I am trying to run my application which requires a dependency libother
; and libother
requires its own dependency libfftw3
. Both dependencies are located in the same folder on Ubuntu 22.04 LTS. I build my application using Qt and specify the runtime path inside my .pro
file:
TEMPLATE = app
CONFIG += console c++11
CONFIG -= app_bundle
CONFIG -= qt
# Library runtime location
unix{
QMAKE_LFLAGS += "-Wl,-rpath,\'\$$ORIGIN\'"
}
SOURCES += \
main.cpp
# Include path
INCLUDEPATH += $$PWD/include/
# Libraries
LIBS += -L$$PWD/bin/ -lother
What is so strange is that when I run the application, it is able to find the one dependency and not the other even though they are both located in the same place specified by -rpath
:
ldd my_app
libother.so.1 => /my_app_path/libother.so.1 # Path specified by -rpath
libc.so.6 => /lib/x86_64-linux-gnu/libc.so.6 # System lib path
libfftw3.so.3.6.9 => not found # This lib is in the same location as libother.so.1 but isn't found?
If I manually add my_path
to my runtime path, then it loads fine.
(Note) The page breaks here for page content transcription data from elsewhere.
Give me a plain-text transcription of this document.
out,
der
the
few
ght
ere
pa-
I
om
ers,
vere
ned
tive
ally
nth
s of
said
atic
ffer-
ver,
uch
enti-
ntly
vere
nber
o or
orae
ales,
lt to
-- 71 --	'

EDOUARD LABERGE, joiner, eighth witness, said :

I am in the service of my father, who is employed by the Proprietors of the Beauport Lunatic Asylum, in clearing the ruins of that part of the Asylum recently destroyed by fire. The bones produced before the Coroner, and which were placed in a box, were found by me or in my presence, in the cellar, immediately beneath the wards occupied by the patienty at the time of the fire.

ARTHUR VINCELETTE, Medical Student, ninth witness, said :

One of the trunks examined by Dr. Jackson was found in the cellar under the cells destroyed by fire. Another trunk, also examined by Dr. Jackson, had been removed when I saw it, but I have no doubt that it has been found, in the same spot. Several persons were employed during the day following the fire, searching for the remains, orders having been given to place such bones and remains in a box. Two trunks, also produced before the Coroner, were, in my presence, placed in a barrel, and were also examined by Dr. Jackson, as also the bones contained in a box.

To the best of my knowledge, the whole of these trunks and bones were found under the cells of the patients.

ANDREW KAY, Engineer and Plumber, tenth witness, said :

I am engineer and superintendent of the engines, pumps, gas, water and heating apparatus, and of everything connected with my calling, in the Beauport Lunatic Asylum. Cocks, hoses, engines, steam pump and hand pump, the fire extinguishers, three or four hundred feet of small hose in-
It just makes no sense.
RPATH
and RUNPATH
apply to resolving shared objects directly listed as needed by the same shared object in which they themselves appear. Those have their own lists of needed shared objects, and (only) their own RPATH
or RUNPATH
entries are used to resolve references to those. This was apparently your issue. Your main executable object did not link directly to libfftw3, so its RPATH
was not relevant to loading it. Your libother
did link to libfftw3
, but it did not have an RPATH
entry by which to locate that library outside the default library search path.